Knowledge graphs
AI systems don't think in URLs — they think in entities and relationships. A knowledge graph stores every business, person, and place as a node, and connects them with typed edges: located_in, offers_service, founded_by, cites. When a query comes in, the model walks that graph to find candidates before it ever touches a web page.
Entity recognition
For your business to be walkable in the graph, it has to be recognized as a distinct entity in the first place. The signals: a clear, consistent business name; an address that matches Google Business Profile; a category that maps to a schema.org type; and enough independent mentions across the web to distinguish you from every other "ABC Plumbing".
Structured data
Schema.org JSON-LD is how you speak the graph's language. LocalBusiness (or a subtype), Service per offering, FAQ per question section, and Breadcrumb per deep page — these are the four schemas that move the needle for local AI search.
Citations across the web
A citation is any mention of your business — with or without a link — on another website. The AI treats the number, quality, and consistency of citations as a proxy for realness. Priorities: Google Business Profile, Bing Places, Apple Maps, Facebook, industry-specific directories (Angi, HomeAdvisor, Yelp), and local publications.
Reviews
Review volume and recency both matter. A steady stream of new reviews outranks a giant backlog of old ones. Depth matters too — reviews that mention specific services, locations, and outcomes teach the model what you actually do, not just that you exist.
Google Business Profile
For AI systems grounded in Google's index (Gemini and, indirectly, most others), Google Business Profile is the single most important surface you control. Verify it, fill every field, upload real photos monthly, respond to every review, and post updates. It costs nothing and it directly rewires how AI describes you.
Local consistency (NAP)
NAP — Name, Address, Phone — must match everywhere. "Hulsey Creative Co." on your site and "Hulsey Creative" on Yelp and "HCC" on Facebook creates three ambiguous entities instead of one strong one. Pick a canonical form and enforce it.
Website quality
AI retrieval systems inherit the search engine's quality signals: speed, mobile-friendliness, HTTPS, semantic HTML, unique content per page, and internal linking. A slow, thin site cannot be rescued by schema alone.
Trust signals
- A real business address, not a PO box.
- A phone number that answers.
- A privacy policy and terms of service.
- Named founders or owners with real profiles.

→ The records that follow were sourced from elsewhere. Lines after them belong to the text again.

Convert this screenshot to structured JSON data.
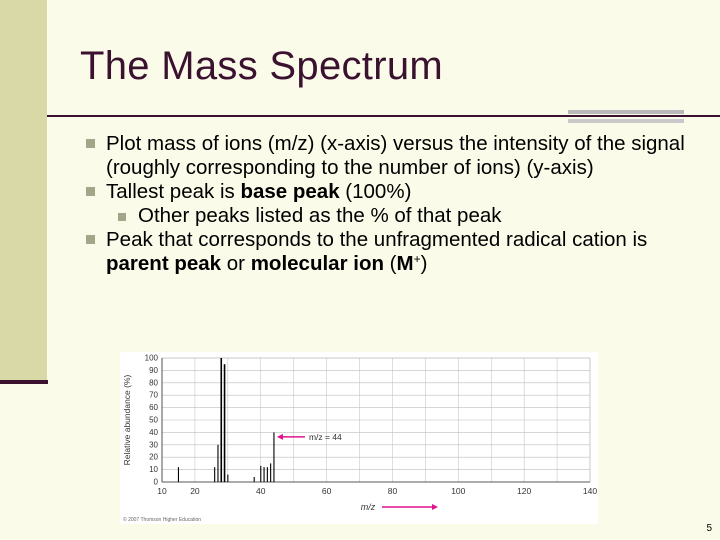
{
  "slide": {
    "title": "The Mass Spectrum",
    "page_number": "5"
  },
  "bullets": [
    {
      "parts": [
        "Plot mass of ions (m/z) (x-axis) versus the intensity of the signal (roughly corresponding to the number of ions) (y-axis)"
      ]
    },
    {
      "pre": "Tallest peak is ",
      "bold": "base peak",
      "post": " (100%)"
    },
    {
      "sub": "Other peaks listed as the % of that peak"
    },
    {
      "pre": "Peak that corresponds to the unfragmented radical cation is ",
      "bold1": "parent peak",
      "mid": " or ",
      "bold2": "molecular ion",
      "post_open": " (",
      "bold3": "M",
      "sup": "+",
      "post_close": ")"
    }
  ],
  "chart_data": {
    "type": "bar",
    "xlabel": "m/z",
    "ylabel": "Relative abundance (%)",
    "xlim": [
      10,
      140
    ],
    "ylim": [
      0,
      100
    ],
    "xticks": [
      10,
      20,
      40,
      60,
      80,
      100,
      120,
      140
    ],
    "yticks": [
      0,
      10,
      20,
      30,
      40,
      50,
      60,
      70,
      80,
      90,
      100
    ],
    "peaks": [
      {
        "x": 15,
        "y": 12
      },
      {
        "x": 26,
        "y": 12
      },
      {
        "x": 27,
        "y": 30
      },
      {
        "x": 28,
        "y": 100
      },
      {
        "x": 29,
        "y": 95
      },
      {
        "x": 30,
        "y": 6
      },
      {
        "x": 38,
        "y": 4
      },
      {
        "x": 40,
        "y": 13
      },
      {
        "x": 41,
        "y": 12
      },
      {
        "x": 42,
        "y": 12
      },
      {
        "x": 43,
        "y": 15
      },
      {
        "x": 44,
        "y": 40
      }
    ],
    "annotation": {
      "text": "m/z = 44",
      "x": 44,
      "y": 38
    },
    "copyright": "© 2007 Thomson Higher Education",
    "colors": {
      "arrow": "#e0138c",
      "bars": "#000000",
      "grid": "#bdbdbd"
    }
  }
}
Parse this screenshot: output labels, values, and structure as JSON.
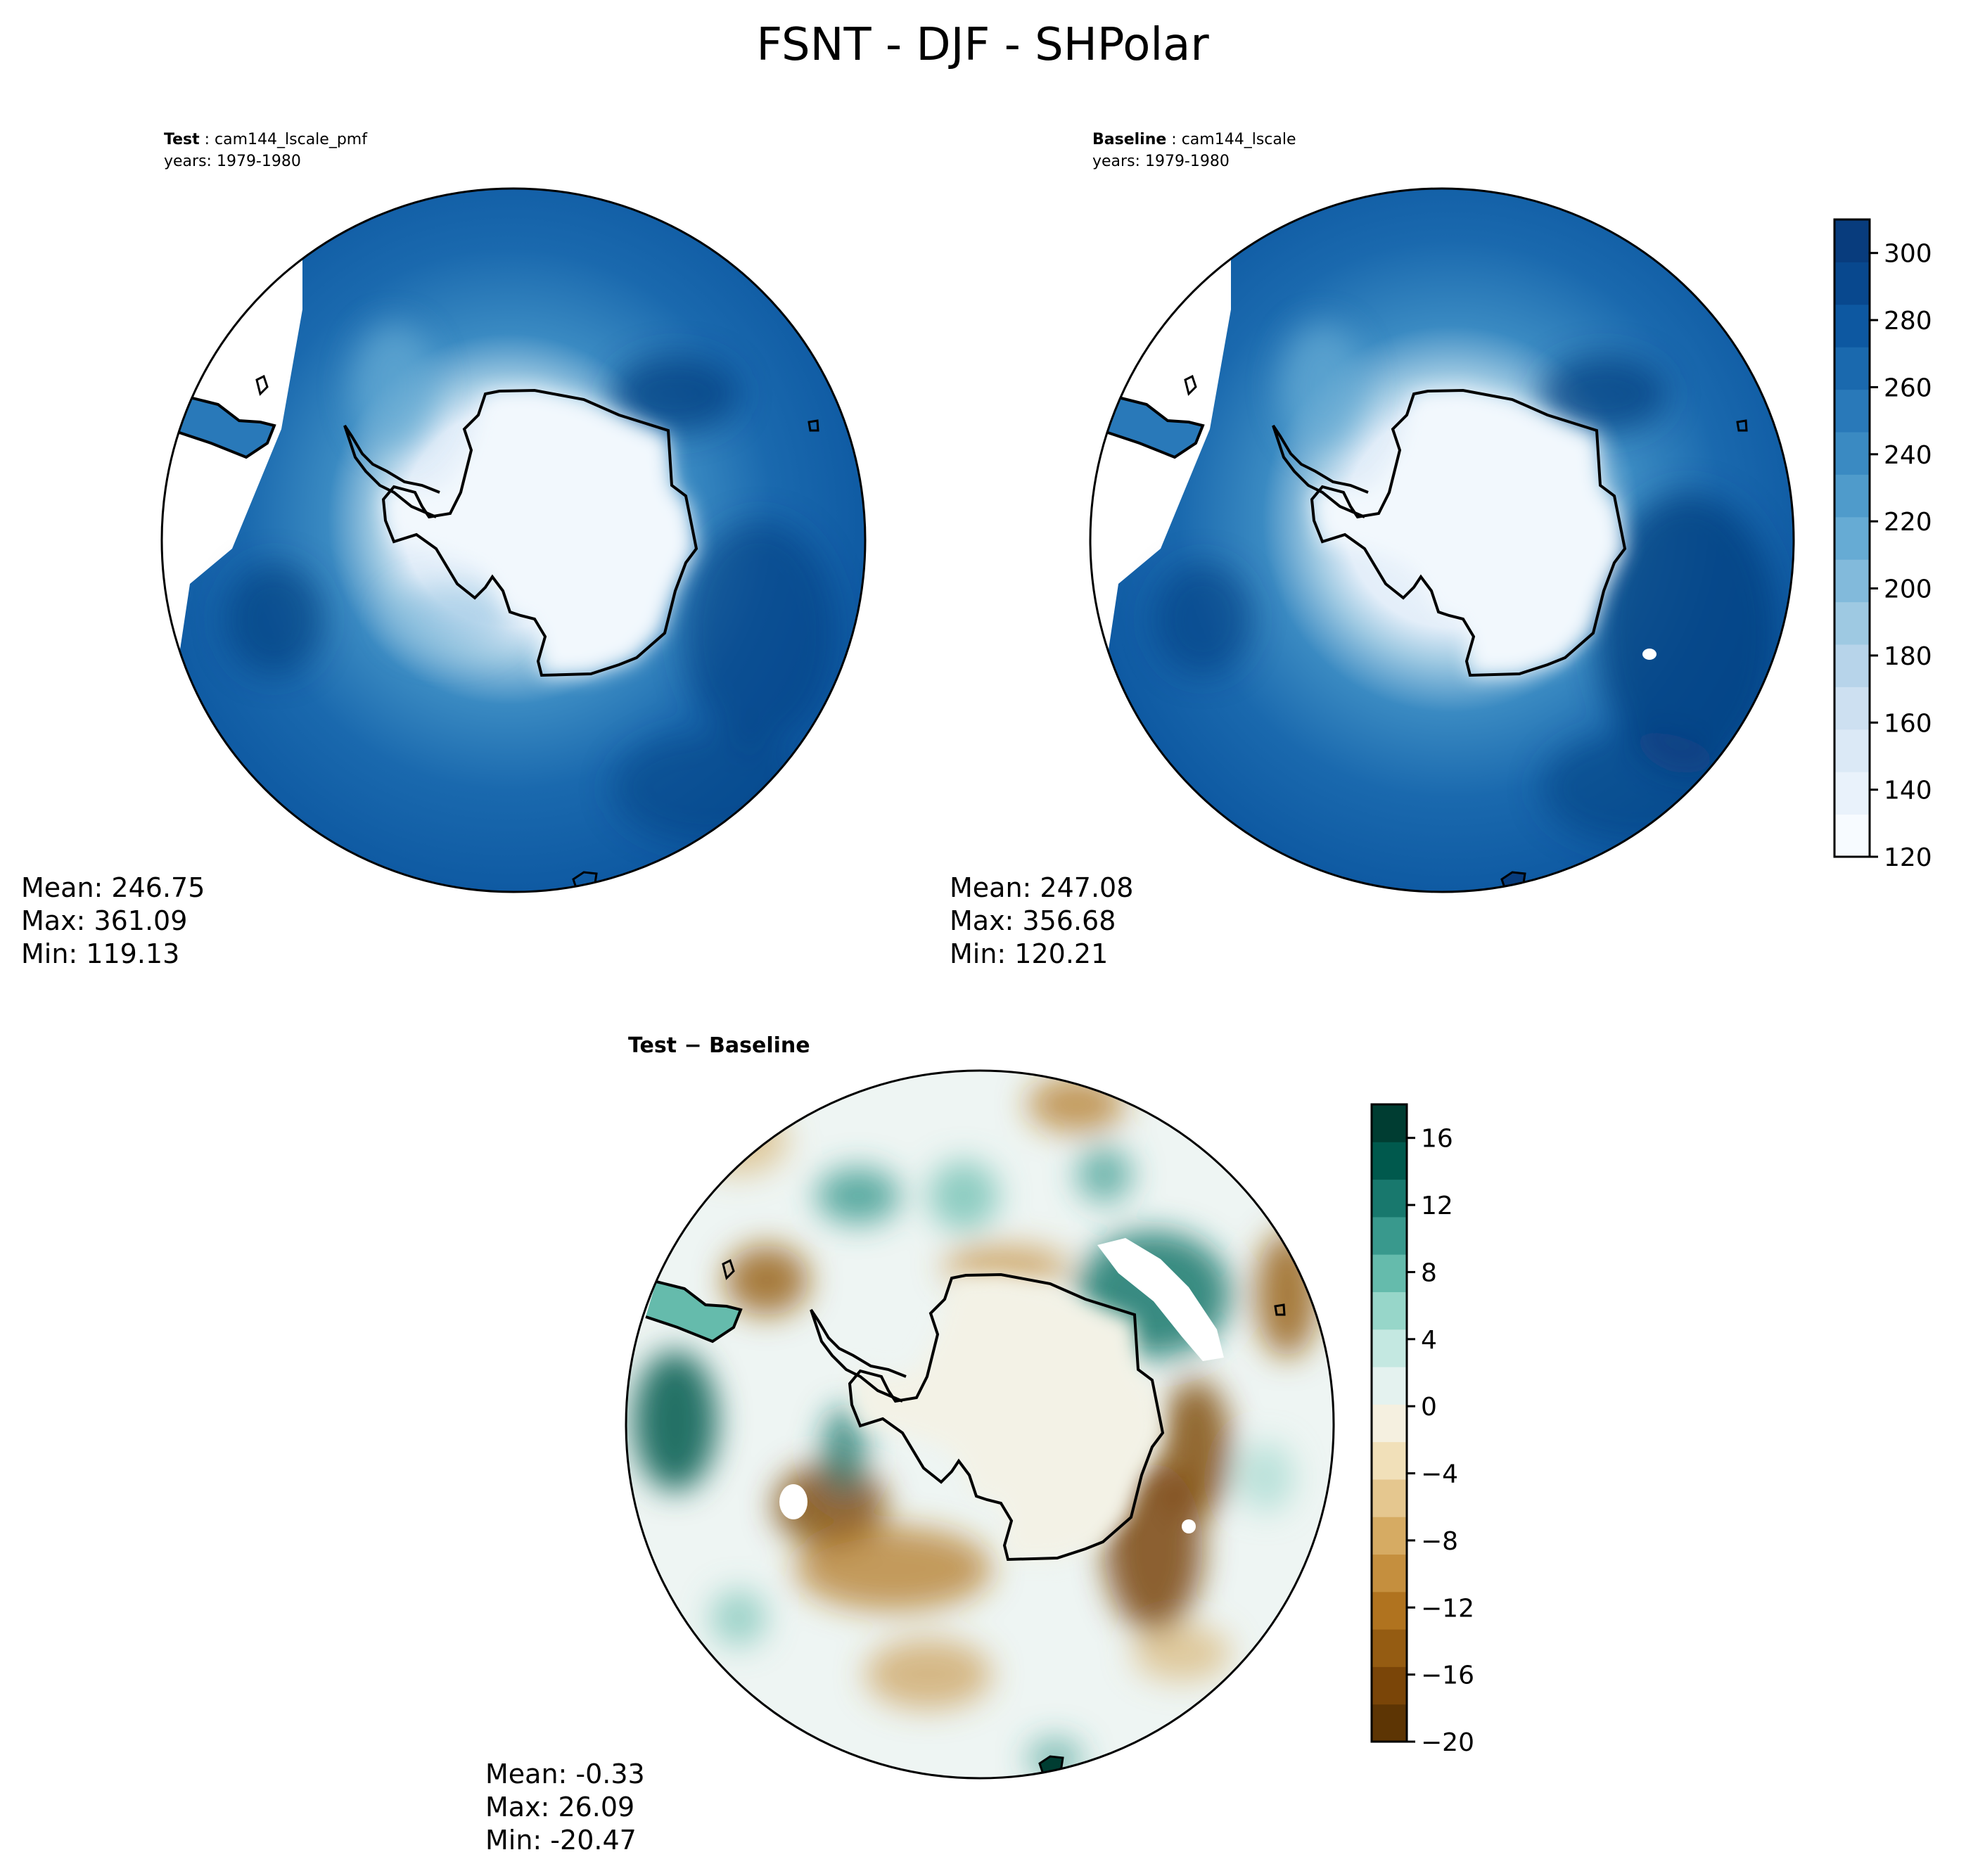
{
  "figure": {
    "title": "FSNT - DJF - SHPolar"
  },
  "panels": [
    {
      "id": "test",
      "label": "Test",
      "case": "cam144_lscale_pmf",
      "years": "years: 1979-1980",
      "stats": {
        "mean": "Mean: 246.75",
        "max": "Max: 361.09",
        "min": "Min: 119.13"
      }
    },
    {
      "id": "baseline",
      "label": "Baseline",
      "case": "cam144_lscale",
      "years": "years: 1979-1980",
      "stats": {
        "mean": "Mean: 247.08",
        "max": "Max: 356.68",
        "min": "Min: 120.21"
      }
    },
    {
      "id": "diff",
      "label": "Test − Baseline",
      "stats": {
        "mean": "Mean: -0.33",
        "max": "Max: 26.09",
        "min": "Min: -20.47"
      }
    }
  ],
  "colorbars": {
    "main": {
      "range": [
        120,
        310
      ],
      "ticks": [
        "300",
        "280",
        "260",
        "240",
        "220",
        "200",
        "180",
        "160",
        "140",
        "120"
      ],
      "tick_values": [
        300,
        280,
        260,
        240,
        220,
        200,
        180,
        160,
        140,
        120
      ],
      "colors": [
        "#f7fbff",
        "#e9f2fb",
        "#dbe9f6",
        "#cde0f1",
        "#b7d4ea",
        "#9ec9e2",
        "#82badb",
        "#66abd4",
        "#4f9bcb",
        "#3a8ac2",
        "#2979b9",
        "#1a69ae",
        "#0d58a1",
        "#08488e",
        "#083c7d"
      ]
    },
    "diff": {
      "range": [
        -20,
        18
      ],
      "ticks": [
        "16",
        "12",
        "8",
        "4",
        "0",
        "−4",
        "−8",
        "−12",
        "−16",
        "−20"
      ],
      "tick_values": [
        16,
        12,
        8,
        4,
        0,
        -4,
        -8,
        -12,
        -16,
        -20
      ],
      "colors": [
        "#5d3504",
        "#7a4508",
        "#955c12",
        "#b0731f",
        "#c58f3e",
        "#d6ab63",
        "#e5c78f",
        "#f1e0b9",
        "#f5f0e0",
        "#e4f2ef",
        "#c4e8e1",
        "#97d6c9",
        "#65bbac",
        "#39998d",
        "#18786d",
        "#00594d",
        "#003d32"
      ]
    }
  }
}
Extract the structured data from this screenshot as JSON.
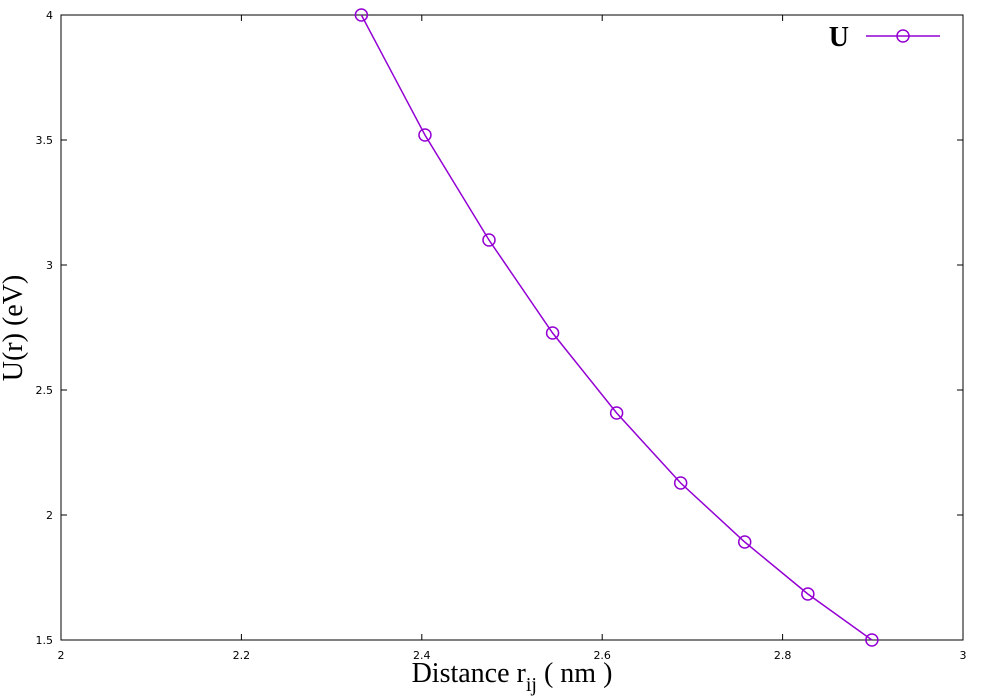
{
  "chart_data": {
    "type": "line",
    "xlabel": [
      "Distance r",
      "ij",
      " ( nm )"
    ],
    "ylabel": "U(r) (eV)",
    "x": [
      2.333,
      2.4035,
      2.4745,
      2.545,
      2.616,
      2.687,
      2.758,
      2.828,
      2.899
    ],
    "series": [
      {
        "name": "U",
        "color": "#9400d3",
        "values": [
          4.0,
          3.52,
          3.1,
          2.728,
          2.408,
          2.128,
          1.892,
          1.684,
          1.5
        ]
      }
    ],
    "xlim": [
      2,
      3
    ],
    "xticks": [
      2,
      2.2,
      2.4,
      2.6,
      2.8,
      3
    ],
    "ylim": [
      1.5,
      4
    ],
    "yticks": [
      1.5,
      2,
      2.5,
      3,
      3.5,
      4
    ],
    "legend": "top-right"
  }
}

- Case studies, testimonials, and photos with people in them.
AI ranking factors
Rough weighting for local AI recommendations (our observed order):
- Entity clarity (schema + consistent NAP + Google Business Profile).
- Proximity to the searcher (or to the location in the query).
- Review quantity, quality, and recency.
- Website content depth on the queried service.
- Third-party citations and backlinks.
- Freshness of activity (posts, updates, new content).
Preparing for AI-first search
- Fix your Google Business Profile completely.
- Align NAP across every profile.
- Publish LocalBusiness + Service + FAQ schema on your site.
- Build service-area pages for every town you serve.
- Ask every happy customer for a review, monthly.
- Publish an llms.txt at your site root.
- Track your appearance in AI answers monthly.